Basher Hassan

Personal information
- Full name: Sheikh Basharat Hassan
- Born: 24 March 1944 (age 82) Nairobi, Kenya
- Nickname: Basher
- Batting: Right-handed
- Bowling: Right-arm medium
- Role: Occasional wicketkeeper

Domestic team information
- 1966–1985: Nottinghamshire

Career statistics
| Competition | First-class | List A |
| Matches | 332 | 285 |
| Runs scored | 14,394 | 6,842 |
| Batting average | 29.07 | 28.04 |
| 100s/50s | 15/83 | 4/36 |
| Top score | 182* | 120* |
| Balls bowled | 847 | 142 |
| Wickets | 6 | 5 |
| Bowling average | 67.83 | 30.20 |
| 5 wickets in innings | 0 | 0 |
| 10 wickets in match | 0 | 0 |
| Best bowling | 3/33 | 3/20 |
| Catches/stumpings | 310/1 | 121/3 |
- Source: Cricinfo, 1 November 2010

= Basher Hassan =

Kenyan cricketer

Sheikh Basharat "Basher" Hassan (born 24 March 1944) is a retired Kenyan first-class cricketer who played for Nottinghamshire County Cricket Club from 1966 to 1985. A right-handed batsman, he made 14,394 runs at an average of 29.07.

==Biography==
After playing club cricket in Kenya, Hassan made his first-class debut for an East African Invitation XI against the Marylebone Cricket Club in 1963. He moved to England and made his debut for Nottinghamshire in 1966 against Oxford University whilst serving the then mandatory period of qualification. Having made 579 runs in 1967 he was forced to sit out the 1968 season when Gary Sobers was engaged. Initially a wicketkeeper, he developed as an opening batsman although he occasionally kept wicket in List A cricket. He was a notable fieldsman; in 1971 Wisden said that "his brilliance in the covers stamped him as one of the outstanding men in this position in the country" and that his team-mates were "fired by the example of the enthusiastic Hassan".

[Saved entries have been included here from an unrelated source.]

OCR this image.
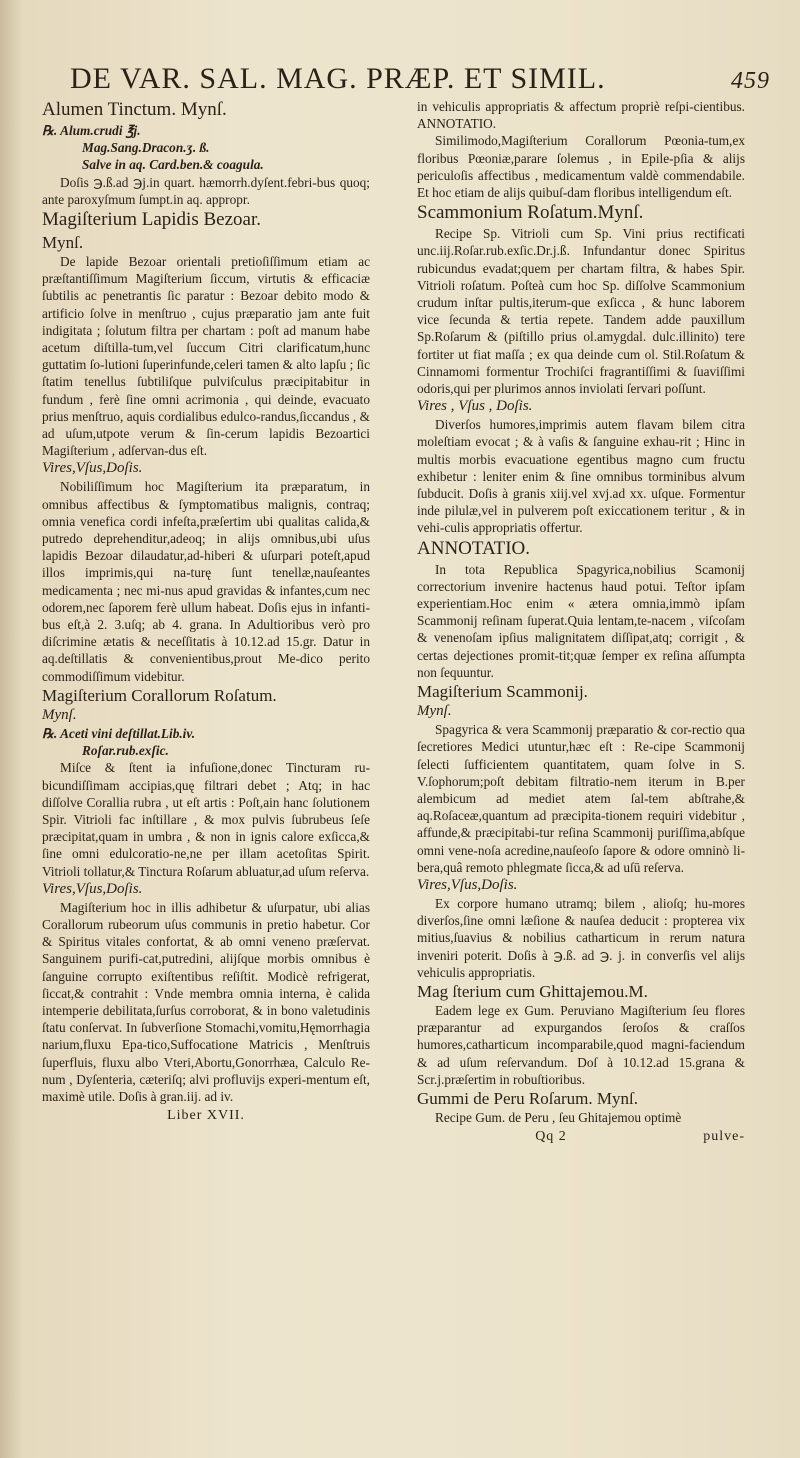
DE VAR. SAL. MAG. PRÆP. ET SIMIL.	459

Alumen Tinctum. Mynſ.

℞. Alum.crudi ℥j.

Mag.Sang.Dracon.ʒ. ß.

Salve in aq. Card.ben.& coagula.

Doſis ℈.ß.ad ℈j.in quart. hæmorrh.dyſent.febri-bus quoq; ante paroxyſmum ſumpt.in aq. appropr.

Magiſterium Lapidis Bezoar.

Mynſ.

De lapide Bezoar orientali pretioſiſſimum etiam ac præſtantiſſimum Magiſterium ſiccum, virtutis & efficaciæ ſubtilis ac penetrantis ſic paratur : Bezoar debito modo & artificio ſolve in menſtruo , cujus præparatio jam ante fuit indigitata ; ſolutum filtra per chartam : poſt ad manum habe acetum diſtilla-tum,vel ſuccum Citri clarificatum,hunc guttatim ſo-lutioni ſuperinfunde,celeri tamen & alto lapſu ; ſic ſtatim tenellus ſubtiliſque pulviſculus præcipitabitur in fundum , ferè ſine omni acrimonia , qui deinde, evacuato prius menſtruo, aquis cordialibus edulco-randus,ſiccandus , & ad uſum,utpote verum & ſin-cerum lapidis Bezoartici Magiſterium , adſervan-dus eſt.

Vires,Vſus,Doſis.

Nobiliſſimum hoc Magiſterium ita præparatum, in omnibus affectibus & ſymptomatibus malignis, contraq; omnia venefica cordi infeſta,præſertim ubi qualitas calida,& putredo deprehenditur,adeoq; in alijs omnibus,ubi uſus lapidis Bezoar dilaudatur,ad-hiberi & uſurpari poteſt,apud illos imprimis,qui na-turę ſunt tenellæ,nauſeantes medicamenta ; nec mi-nus apud gravidas & infantes,cum nec odorem,nec ſaporem ferè ullum habeat. Doſis ejus in infanti-bus eſt,à 2. 3.uſq; ab 4. grana. In Adultioribus verò pro diſcrimine ætatis & neceſſitatis à 10.12.ad 15.gr. Datur in aq.deſtillatis & convenientibus,prout Me-dico perito commodiſſimum videbitur.

Magiſterium Corallorum Roſatum.

Mynſ.

℞. Aceti vini deſtillat.Lib.iv.

Roſar.rub.exſic.

Miſce & ſtent ia infuſione,donec Tincturam ru-bicundiſſimam accipias,quę filtrari debet ; Atq; in hac diſſolve Corallia rubra , ut eſt artis : Poſt,ain hanc ſolutionem Spir. Vitrioli fac inſtillare , & mox pulvis ſubrubeus ſeſe præcipitat,quam in umbra , & non in ignis calore exſicca,& ſine omni edulcoratio-ne,ne per illam acetoſitas Spirit. Vitrioli tollatur,& Tinctura Roſarum abluatur,ad uſum reſerva.

Vires,Vſus,Doſis.

Magiſterium hoc in illis adhibetur & uſurpatur, ubi alias Corallorum rubeorum uſus communis in pretio habetur. Cor & Spiritus vitales confortat, & ab omni veneno præſervat. Sanguinem purifi-cat,putredini, alijſque morbis omnibus è ſanguine corrupto exiſtentibus reſiſtit. Modicè refrigerat, ſiccat,& contrahit : Vnde membra omnia interna, è calida intemperie debilitata,ſurſus corroborat, & in bono valetudinis ſtatu conſervat. In ſubverſione Stomachi,vomitu,Hęmorrhagia narium,fluxu Epa-tico,Suffocatione Matricis , Menſtruis ſuperfluis, fluxu albo Vteri,Abortu,Gonorrhæa, Calculo Re-num , Dyſenteria, cæteriſq; alvi profluvijs experi-mentum eſt, maximè utile. Doſis à gran.iij. ad iv.

Liber XVII.

in vehiculis appropriatis & affectum propriè reſpi-cientibus. ANNOTATIO.

Similimodo,Magiſterium Corallorum Pœonia-tum,ex floribus Pœoniæ,parare ſolemus , in Epile-pſia & alijs periculoſis affectibus , medicamentum valdè commendabile. Et hoc etiam de alijs quibuſ-dam floribus intelligendum eſt.

Scammonium Roſatum.Mynſ.

Recipe Sp. Vitrioli cum Sp. Vini prius rectificati unc.iij.Roſar.rub.exſic.Dr.j.ß. Infundantur donec Spiritus rubicundus evadat;quem per chartam filtra, & habes Spir. Vitrioli roſatum. Poſteà cum hoc Sp. diſſolve Scammonium crudum inſtar pultis,iterum-que exſicca , & hunc laborem vice ſecunda & tertia repete. Tandem adde pauxillum Sp.Roſarum & (piſtillo prius ol.amygdal. dulc.illinito) tere fortiter ut fiat maſſa ; ex qua deinde cum ol. Stil.Roſatum & Cinnamomi formentur Trochiſci fragrantiſſimi & ſuaviſſimi odoris,qui per plurimos annos inviolati ſervari poſſunt.

Vires , Vſus , Doſis.

Diverſos humores,imprimis autem flavam bilem citra moleſtiam evocat ; & à vaſis & ſanguine exhau-rit ; Hinc in multis morbis evacuatione egentibus magno cum fructu exhibetur : leniter enim & ſine omnibus torminibus alvum ſubducit. Doſis à granis xiij.vel xvj.ad xx. uſque. Formentur inde pilulæ,vel in pulverem poſt exiccationem teritur , & in vehi-culis appropriatis offertur.

ANNOTATIO.

In tota Republica Spagyrica,nobilius Scamonij correctorium invenire hactenus haud potui. Teſtor ipſam experientiam.Hoc enim « ætera omnia,immò ipſam Scammonij reſinam ſuperat.Quia lentam,te-nacem , viſcoſam & venenoſam ipſius malignitatem diſſipat,atq; corrigit , & certas dejectiones promit-tit;quæ ſemper ex reſina aſſumpta non ſequuntur.

Magiſterium Scammonij.

Mynſ.

Spagyrica & vera Scammonij præparatio & cor-rectio qua ſecretiores Medici utuntur,hæc eſt : Re-cipe Scammonij ſelecti ſufficientem quantitatem, quam ſolve in S. V.ſophorum;poſt debitam filtratio-nem iterum in B.per alembicum ad mediet atem ſal-tem abſtrahe,& aq.Roſaceæ,quantum ad præcipita-tionem requiri videbitur , affunde,& præcipitabi-tur reſina Scammonij puriſſima,abſque omni vene-noſa acredine,nauſeoſo ſapore & odore omninò li-bera,quâ remoto phlegmate ſicca,& ad uſū reſerva.

Vires,Vſus,Doſis.

Ex corpore humano utramq; bilem , alioſq; hu-mores diverſos,ſine omni læſione & nauſea deducit : propterea vix mitius,ſuavius & nobilius catharticum in rerum natura inveniri poterit. Doſis à ℈.ß. ad ℈. j. in converſis vel alijs vehiculis appropriatis.

Mag ſterium cum Ghittajemou.M.

Eadem lege ex Gum. Peruviano Magiſterium ſeu flores præparantur ad expurgandos ſeroſos & craſſos humores,catharticum incomparabile,quod magni-faciendum & ad uſum reſervandum. Doſ à 10.12.ad 15.grana & Scr.j.præſertim in robuſtioribus.

Gummi de Peru Roſarum. Mynſ.

Recipe Gum. de Peru , ſeu Ghitajemou optimè

Qq 2	pulve-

He became a regular member of the Nottinghamshire first team in 1969 and scored 1,000 runs in a season on five occasions and scored fifteen centuries. His highest score was 182 not out against Gloucestershire in 1977. In List A matches his highest was 120 not out against Warwickshire in 1981.

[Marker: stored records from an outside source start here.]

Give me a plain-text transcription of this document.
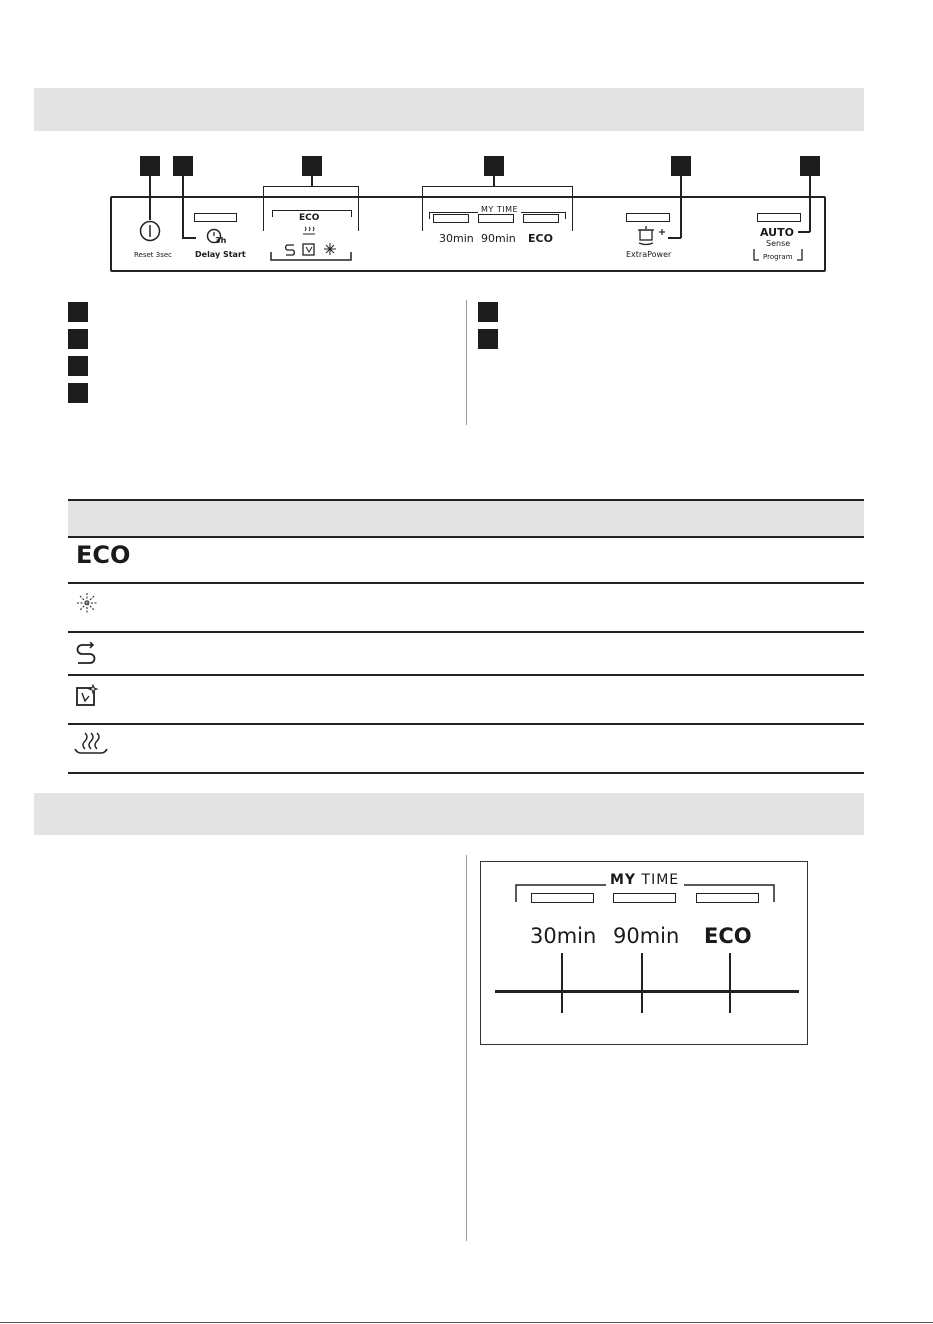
Reset 3sec
3h
Delay Start
ECO
MY TIME
30min 90min ECO
ExtraPower
AUTO
Sense
Program
ECO
MY TIME
30min 90min ECO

He was notably omitted from the East Africa team (which included Kenya the country of his birth) selected to play in the inaugural Cricket World Cup in 1975. Despite his experience in first-class cricket he was overlooked likely as selectors supposedly made a point of picking players that were currently living and playing in East Africa.

He was 12th man for England in a Test in 1985 at Trent Bridge during the Ashes series after which he retired from county cricket. He was for some years the Nottinghamshire Development Manager.